Ce qu’elle fit. La vieille passa les mains sur les seins de Susan, donnant du pouce une chiquenaude aux mamelons, avant de les soulever pour examiner attentivement l’en dessous. Rhéa faufila ensuite l’un de ses doigts au creux du nombril de la jeune fille, puis retroussant sa propre jupe, elle tomba à genoux, grognant sous l’effort. Elle palpa les jambes de Susan par-devant, puis par-derrière. Elle parut faire un sort à la zone juste au-dessous des mollets, là où couraient les tendons.
— Lève le pied droit, ma fille.
Susan obéit ; un rire hurlé lui échappa nerveusement au moment où Rhéa lui griffa de l’ongle du pouce la distance du cou-de-pied au talon. La vieille lui écarta les orteils, regardant entre chaque paire.

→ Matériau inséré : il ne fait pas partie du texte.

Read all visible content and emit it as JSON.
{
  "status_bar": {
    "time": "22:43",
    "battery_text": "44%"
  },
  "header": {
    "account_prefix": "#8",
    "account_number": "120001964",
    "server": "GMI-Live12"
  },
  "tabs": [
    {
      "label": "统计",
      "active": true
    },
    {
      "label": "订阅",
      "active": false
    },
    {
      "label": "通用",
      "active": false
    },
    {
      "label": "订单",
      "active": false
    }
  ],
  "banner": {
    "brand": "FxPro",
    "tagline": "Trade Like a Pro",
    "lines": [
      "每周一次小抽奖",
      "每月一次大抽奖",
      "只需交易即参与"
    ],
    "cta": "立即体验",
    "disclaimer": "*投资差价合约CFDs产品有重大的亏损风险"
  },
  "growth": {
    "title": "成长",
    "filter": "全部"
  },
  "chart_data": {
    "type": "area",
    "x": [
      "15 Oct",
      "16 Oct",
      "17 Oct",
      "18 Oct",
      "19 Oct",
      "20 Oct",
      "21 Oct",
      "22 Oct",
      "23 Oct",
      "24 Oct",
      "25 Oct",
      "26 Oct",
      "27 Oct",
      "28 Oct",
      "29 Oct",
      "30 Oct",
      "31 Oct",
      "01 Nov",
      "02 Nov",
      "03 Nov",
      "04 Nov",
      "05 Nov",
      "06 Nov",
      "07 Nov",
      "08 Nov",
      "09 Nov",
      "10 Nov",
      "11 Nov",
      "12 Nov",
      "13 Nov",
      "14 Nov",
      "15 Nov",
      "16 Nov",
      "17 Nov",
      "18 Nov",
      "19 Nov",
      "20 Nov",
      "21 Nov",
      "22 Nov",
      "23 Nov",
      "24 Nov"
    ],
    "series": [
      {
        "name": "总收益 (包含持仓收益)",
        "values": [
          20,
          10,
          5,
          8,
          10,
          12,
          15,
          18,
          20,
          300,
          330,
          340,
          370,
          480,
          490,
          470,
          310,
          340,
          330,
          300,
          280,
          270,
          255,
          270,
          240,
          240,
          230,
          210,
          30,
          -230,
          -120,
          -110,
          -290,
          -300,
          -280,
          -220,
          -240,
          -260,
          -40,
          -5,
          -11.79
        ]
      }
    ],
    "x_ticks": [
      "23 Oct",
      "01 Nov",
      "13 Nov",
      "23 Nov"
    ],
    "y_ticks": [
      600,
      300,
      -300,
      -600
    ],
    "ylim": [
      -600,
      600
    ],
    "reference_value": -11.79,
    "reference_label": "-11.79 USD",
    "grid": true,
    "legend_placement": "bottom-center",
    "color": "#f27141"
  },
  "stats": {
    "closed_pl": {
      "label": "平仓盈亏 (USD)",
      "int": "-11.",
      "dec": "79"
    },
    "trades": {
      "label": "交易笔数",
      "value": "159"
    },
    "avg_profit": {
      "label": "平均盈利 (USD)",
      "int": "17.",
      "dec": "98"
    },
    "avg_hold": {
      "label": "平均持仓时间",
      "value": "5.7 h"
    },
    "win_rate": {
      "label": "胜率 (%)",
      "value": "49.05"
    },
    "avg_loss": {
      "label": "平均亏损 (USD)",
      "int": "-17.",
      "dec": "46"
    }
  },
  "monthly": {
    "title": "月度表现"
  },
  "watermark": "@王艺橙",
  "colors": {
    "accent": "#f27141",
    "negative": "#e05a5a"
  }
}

Après avoir soumis l’autre pied au même traitement, la vieille — toujours à genoux — annonça :
— Tu sais ce qui vient ensuite.
— Si fait.
L’affirmation se pressa sur ses lèvres tremblantes.
— Tiens-toi tranquille, mamzelle — tout le reste est parfait, propre comme de l’écorce de saule que t’es, mais on arrive maintenant au doux réduit qui est tout ce dont Thorin se soucie ; nous en sommes là où l’honnêteté doit vraiment se prouver. Alors ne bouge plus !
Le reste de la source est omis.